ランド・セイルのエネルギーが爆発し、ぼくの体は高度二〇〇メートルへ向かってまっすぐ上昇しはじめる。
「カケル選手、なんと垂直に上昇をはじめました!」
「あれは、とてつもなく大きなエネルギーを放出し、通常のブースト以上の超加速を生み出すオリジナルコマンドです。実はこれもわたしが――」
「まるで宇宙へ向かって飛び出すロケットのようです! ハヤト選手にグングン迫ります」
またまたイケちゃん先生の話は遮られてしまったようだ。
普段なら笑ってしまうところだけど、今はそんな余裕は微塵もない。とてつもない加速の衝撃にぼくは気を失いそうになる。
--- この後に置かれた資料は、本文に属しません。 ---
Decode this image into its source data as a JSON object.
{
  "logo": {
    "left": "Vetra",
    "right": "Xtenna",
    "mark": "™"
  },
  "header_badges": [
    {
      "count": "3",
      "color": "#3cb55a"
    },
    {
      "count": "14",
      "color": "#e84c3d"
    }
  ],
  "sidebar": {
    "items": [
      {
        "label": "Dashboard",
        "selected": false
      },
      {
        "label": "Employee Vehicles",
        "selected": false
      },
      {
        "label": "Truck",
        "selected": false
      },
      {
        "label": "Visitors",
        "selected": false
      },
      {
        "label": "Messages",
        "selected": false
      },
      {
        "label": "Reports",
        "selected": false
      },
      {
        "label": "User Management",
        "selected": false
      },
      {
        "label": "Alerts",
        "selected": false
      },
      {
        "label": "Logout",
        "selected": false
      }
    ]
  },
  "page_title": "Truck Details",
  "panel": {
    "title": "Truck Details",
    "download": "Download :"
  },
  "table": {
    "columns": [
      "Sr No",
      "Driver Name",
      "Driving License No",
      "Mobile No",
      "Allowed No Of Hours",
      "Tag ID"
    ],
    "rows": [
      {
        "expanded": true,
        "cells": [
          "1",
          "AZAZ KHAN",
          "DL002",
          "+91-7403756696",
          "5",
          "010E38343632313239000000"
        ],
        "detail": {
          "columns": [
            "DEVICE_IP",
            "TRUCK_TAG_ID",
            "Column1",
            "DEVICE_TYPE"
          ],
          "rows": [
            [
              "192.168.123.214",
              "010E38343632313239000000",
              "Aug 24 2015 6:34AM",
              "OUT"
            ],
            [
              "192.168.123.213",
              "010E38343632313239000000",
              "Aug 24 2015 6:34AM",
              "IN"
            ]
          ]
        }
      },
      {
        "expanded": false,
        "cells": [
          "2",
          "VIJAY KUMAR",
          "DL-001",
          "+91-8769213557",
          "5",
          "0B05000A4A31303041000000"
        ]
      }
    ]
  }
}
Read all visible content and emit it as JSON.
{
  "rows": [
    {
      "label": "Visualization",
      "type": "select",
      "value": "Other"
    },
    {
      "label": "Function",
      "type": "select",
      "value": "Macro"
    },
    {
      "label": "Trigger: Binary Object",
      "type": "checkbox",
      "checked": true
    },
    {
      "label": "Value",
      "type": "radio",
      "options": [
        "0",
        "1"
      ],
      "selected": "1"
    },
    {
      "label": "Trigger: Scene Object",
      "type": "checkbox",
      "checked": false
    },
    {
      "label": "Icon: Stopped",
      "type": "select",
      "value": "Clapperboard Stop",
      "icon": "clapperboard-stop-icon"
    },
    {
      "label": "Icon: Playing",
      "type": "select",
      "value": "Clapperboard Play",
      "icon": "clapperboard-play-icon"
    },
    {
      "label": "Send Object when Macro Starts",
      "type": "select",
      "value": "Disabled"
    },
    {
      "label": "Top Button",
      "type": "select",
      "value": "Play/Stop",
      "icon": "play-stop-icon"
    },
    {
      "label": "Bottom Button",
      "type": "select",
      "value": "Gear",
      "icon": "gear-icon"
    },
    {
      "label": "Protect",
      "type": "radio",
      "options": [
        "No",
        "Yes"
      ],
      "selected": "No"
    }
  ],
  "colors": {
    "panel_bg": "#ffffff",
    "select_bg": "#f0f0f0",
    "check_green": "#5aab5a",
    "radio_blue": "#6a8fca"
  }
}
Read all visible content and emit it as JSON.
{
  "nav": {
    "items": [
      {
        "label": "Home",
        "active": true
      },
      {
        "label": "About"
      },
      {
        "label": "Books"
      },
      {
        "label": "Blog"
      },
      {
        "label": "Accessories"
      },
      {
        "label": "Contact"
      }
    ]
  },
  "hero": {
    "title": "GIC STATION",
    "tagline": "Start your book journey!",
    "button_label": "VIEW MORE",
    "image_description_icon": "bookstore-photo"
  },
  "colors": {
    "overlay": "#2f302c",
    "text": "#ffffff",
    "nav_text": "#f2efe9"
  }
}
ぼくのオリジナルコマンド『オーバーブースト』は、先生の解説の通り、大量のエネルギーと引き換えにブースト以上の超加速を行うもの。このスピードを維持するために必要なのは、とてつもないバランス感覚だ。
(最初はとんでもない方向へ飛んでいってしまったけど、今は違う!)
ぼくは練習を繰り返し、長所であるバランス感覚を極限まで高めていた。
上空に広がるのは、六角形の光の軌跡。その中心を、ぼくの作り出した一筋の光が矢のように突き抜けていく。
高度ニ〇〇メートルに到達した瞬間、ぼくとハヤトは完全に並んだ。
「……カケルくん、まさかこんな作戦を思いつくなんてね! けど、あれほど大量のエネルギーを使ったんだ。残りのバッテリーは、普通のブースト一回分ってところかな?」
「その通りです。けど、それはあなたも同じじゃありませんか? あれだけクイックブーストを使い続けたんだ。ブーストを使えるのはあと一回が限度でしょう」
ぼくとハヤトはお互いに笑みを浮かべた。
そして、空中で体の上下を反転させ――同時に叫ぶ。